While it's only a small difference but it should still be mentioned:
It's not state in web services that kill scalability, rather it's state on the App Server that's hosting the web services that will kill scalability. The moment you say that this user needs to access this server (as done in sticky sessions) you are effectively limiting your scalability options. The point you want to get to is that 'Any of your free load-balanced App servers' can handle this web service request and if I add 1 more App Server I should be able to handle % more users.
It's totally fine (and personally recommended) if you want to maintain state to pass in an authentication token and on each request get the service to retrieve your 'state' from a data store (preferably a redundant and partitioned one, e.g. distributed+replicated key/value data store). That's how Amazon does it with SimpleDb and Google with BigTable.
Ebay takes a slightly different approach and stores most of the clients state in a cookie so it gets passed in with every request. Although it generates a lot more traffic, it still scalable as any of their servers can still handle the request.
If you want a scalable data store I would recommend looking at redis it has speed and features that can't be beat in a key/value data store.
You should also check out highscalability.com if you want access to good material on how to build fast and scalable services.
Ideally webservices (and web sites) should be stateless.
Unfortunately this takes very well thought out problem domain, and clear separation of concerns.

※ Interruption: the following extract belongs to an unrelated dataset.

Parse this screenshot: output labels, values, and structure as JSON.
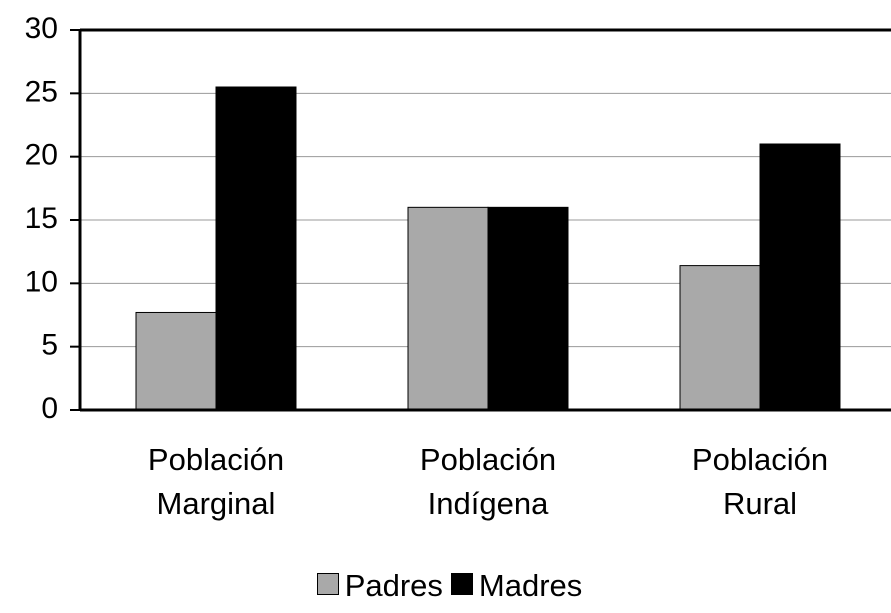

I've found that in practice most real-world web sites depend on state even though this limits their scalability.
I've also found that many real-world web-services also rely on state.
Ultimately the 'right' decision is the one that works for the specific problem, so it's probably okay to write a webservice that relies on state, and refactor it later if scalability becomes an issue.
Highly dependent on whether the service is single transaction oriented (say getting stock quotes) or if the output from the service is dependent on a data provided from a particular client across multiple transactions(in that case state must be maintained.)
As far as scalability issues, storing state in a database isn't actually a bad way to go (in fact it's probably the only way to go if you're load balancing your service across a server farm.)
I think with Flex clients the state is moved out of the service and into the client tier. Keep the services stateless and let the clients maintain the state needed. The services stay simple, and the clients are free to mash them together as they wish.
You seem to be equating state and authentication. Perhaps you're accustomed to storing username and password in session state?
This is not necessary, even with old ASMX web services. Simply pass whatever information you need to your "Login" operation. This operation will be defined to return an "Authentication Ticket" header.
All other operations that require authentication will require this "Authentication Ticket" header. They will each check the header to see if it represents a valid, authenticated user. If so, then they will perform their task. If not, then they will return a SOAP Fault indicating that authentication is required.
No state is required. Simply make sure that the authentication ticket can be validated on any server your service runs on (for instance, in a web farm), and you'll be fine.